Studi Stabilitas Bangunan Pengendali Longsor STA 0+080 ROW 22 Bukit Melia, Citra Indah City Bogor

Leica Nurlailita (Program Studi Teknik Sipil-Fakultas Teknik-Universitas Muhammadiyah Malang, Indonesia)
Moh Abduh (Program Studi Teknik Sipil-Fakultas Teknik-Universitas Muhammadiyah Malang, Indonesia)
Ernawan Setyono (Program Studi Teknik Sipil-Fakultas Teknik-Universitas Muhammadiyah Malang, Indonesia)



Article Info

Publish Date
27 Feb 2023

Abstract

Peristiwa tanah longsor atau dikenal sebagai gerakan massa tanah, batuan atau kombinasi keduanya, sering terjadi pada lereng-lereng alam atau buatan, merupakan fenomena alam untuk mencari keseimbangan baru akibat adanya gangguan atau faktor yang mempengaruhi dan menyebabkan  terjadinya pengurangan kuat geser serta peningkatan tegangan geser tanah. Longsor terjadi karena adanya gerakan tanah. Peristiwa longsor pada ROW 22 Bukit Melia Citra Indah City Bogor dengan tinggi lereng 8,5 m memerlukan studi tentang bangunan pengendali longsor. Perhitungan perencanaan ditentukan dengan nilai stabilitas lereng. Dengan adanya perencanaan bangunan pengendali longsor dengan alternatif pilihan berupa penggunaan geotekstile atau pemasangan mikropile. Kebutuhan geotekstile tipe STABILENKA 1000/100 menggunakan 6 lapis dengan lebar 2 m (3 lapis) bentang 8 m, 1 m (2 lapis) bentang 7,75 m, dan 0,5 m (1 lapis) bentang 7,5 sesuai ketinggian lereng yaitu 8,5 m dan panjang bidang longsor 22 m.
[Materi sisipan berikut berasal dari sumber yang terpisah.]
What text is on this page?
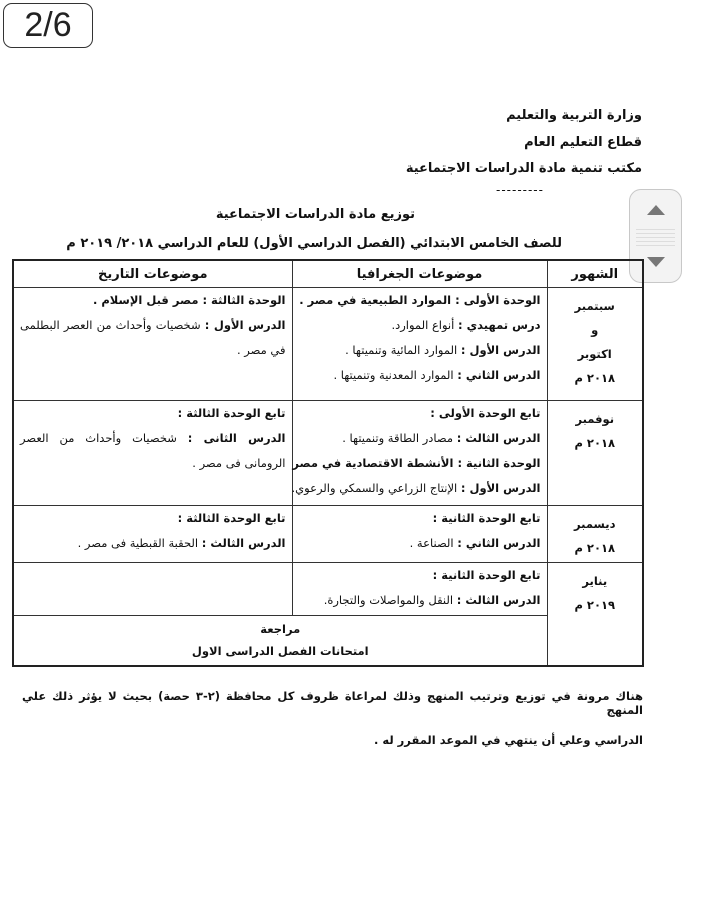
2/6
وزارة التربية والتعليم
قطاع التعليم العام
مكتب تنمية مادة الدراسات الاجتماعية
---------
توزيع مادة الدراسات الاجتماعية
للصف الخامس الابتدائي (الفصل الدراسي الأول) للعام الدراسي ٢٠١٨/ ٢٠١٩ م
الشهور	موضوعات الجغرافيا	موضوعات التاريخ

سبتمبر
و
اكتوبر
٢٠١٨ م	الوحدة الأولى : الموارد الطبيعية في مصر .
درس تمهيدي : أنواع الموارد.
الدرس الأول : الموارد المائية وتنميتها .
الدرس الثاني : الموارد المعدنية وتنميتها .	الوحدة الثالثة : مصر قبل الإسلام .
الدرس الأول : شخصيات وأحداث من العصر البطلمى في مصر .

نوفمبر
٢٠١٨ م	تابع الوحدة الأولى :
الدرس الثالث : مصادر الطاقة وتنميتها .
الوحدة الثانية : الأنشطة الاقتصادية في مصر
الدرس الأول : الإنتاج الزراعي والسمكي والرعوي.	تابع الوحدة الثالثة :
الدرس الثانى : شخصيات وأحداث من العصر الرومانى فى مصر .

ديسمبر
٢٠١٨ م	تابع الوحدة الثانية :
الدرس الثاني : الصناعة .	تابع الوحدة الثالثة :
الدرس الثالث : الحقبة القبطية فى مصر .

يناير
٢٠١٩ م	تابع الوحدة الثانية :
الدرس الثالث : النقل والمواصلات والتجارة.	

	مراجعة
امتحانات الفصل الدراسى الاول	
هناك مرونة في توزيع وترتيب المنهج وذلك لمراعاة ظروف كل محافظة (٢-٣ حصة) بحيث لا يؤثر ذلك علي المنهج
الدراسي وعلي أن ينتهي في الموعد المقرر له .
Sedangkan alternatif penggunaan mikropile dengan jumlah 5 pile dan jarak bentang 2 m, spesifikasi yang digunakan adalah mikropile 30 x 30 cm. Penggunaan geotekstil dan formasi mikropile dapat memberikan nilai keamanan yang memenuhi terutama formasi mikropile terhadap arah melintang sangat menentukan.